Introduction to Automotive Composites

Introduction to Automotive Composites

Author: N. Tucker WMG, Warwick, and K. Lindsey, Gibbs Technology Ltd., Nuneaton
ISBN 978-1-85957-279-5 

pages: 200
Composites are being used more and more in the automotive industry, because of their strength, weight, quality and cost advantages. In 1998-1999, to further knowledge of composites, the Rover Group in conjunction with the Warwick Manufacturing Group devised a Composite Awareness course. This book is an updated and expanded version of the course notes.

This book is intended to give readers an appreciation of composites, materials properties, manufacturing technologies and the wider implications of using composites in the automotive sector. It will be useful for those already working with composites in automotive applications and for those who are considering using them in the future.

1 What are Composites?
This chapter deals with the properties of composites, the types of composite commonly used for automotive applications and reinforcement with fibres.

2 Polymer Chemistry and Physics
This chapter explains how polymers are formed and how the structure affects the physical and chemical properties of the resulting composite.

3 Composite Ingredients
The differences between thermoplastics and thermosets are discussed.

4 General Properties of Composites
The physical properties of composites, stiffness, strength, and toughness are explained and how these properties influence what sort of composite is obtained. Test methods and manufacturing methods are also covered.

5 How can we use Composites in Car Manufacture?
The reasons for using composites are discussed.
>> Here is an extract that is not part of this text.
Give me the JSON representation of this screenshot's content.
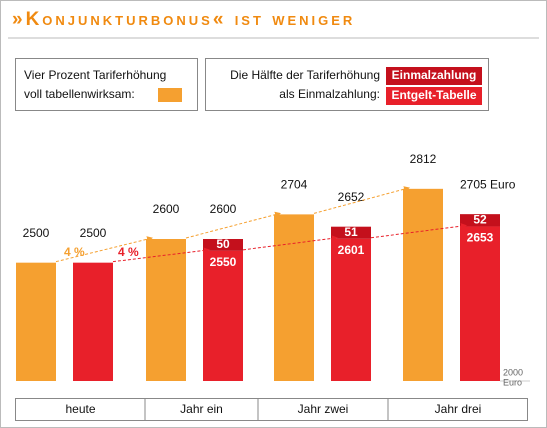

Examples are given of the use of composites in specific automotive examples.

6 Manufacturing with Thermoset Composites.
This chapter covers manufacturing methods, such as resin infusion, pre-pregging, resin transfer moulding, structural reaction injection moulding, filament winding, and pultrusion.

7 Manufacturing with Thermoplastic Composites
This chapter discusses manufacturing methods such as log fibre GMT and short fibre injection moulding.

8 Economics of Composites Manufacture
Covers cost analysis, comparison of materials costs and parts integration and modules.

9 What to do with Composites at the end of Vehicle Life.
Mechanical and chemical recycling, thermal conversion and energy recovery are all covered in this chapter.

10 The Future of Composites.
This chapter discusses the advantages of using composites, hypercars, and gives examples of future uses of composites indoors, bonnets and other automotive structures.

11 Design Guidelines for Composites.
This chapter covers designing for composites, including choice of materials.

Nick Tucker's first involvement in composites was a teenager, making canoes and motorcycle parts, after several adventures in further and higher education he started his industrial career in minerals processing. After reading for a Ph.D. at the University of Bradford based on the control of a reaction injection moulding (RIM) machine, he worked as a contract researcher at PERA. He then manufactured fire-resistant polyurethane foam articles including prison mattresses and the insulating linings for the air conditioning system in Hong Kong International Airport, before moving to the Warwick Manufacturing Group, where he is now the Faraday research fellow. He is now working to provide research and development facilities for small to medium sized enterprises and researching into the manufacture of composites from sustainable origin materials.

Kevin Lindsey studied at Brunel University, where he gained a first-class degree in materials science. After graduation, he took up a position at ICI in the acrylics business group. During this time Kevin started work on developing resin systems for improved mechanical properties, in particular, he developed techniques investigation of fibre/matrix interface adhesion. Kevin continued his studies in this subject at the University of Nottingham where he gained a Ph.D. in mechanical engineering. He then joined the Rover Group where he worked on research projects investigating low mass materials for vehicle bodies, including the SALVO projects with the Warwick Manufacturing Group. He is now a Principal Engineer with Gibbs Technologies Ltd., working on the development of a novel niche vehicle.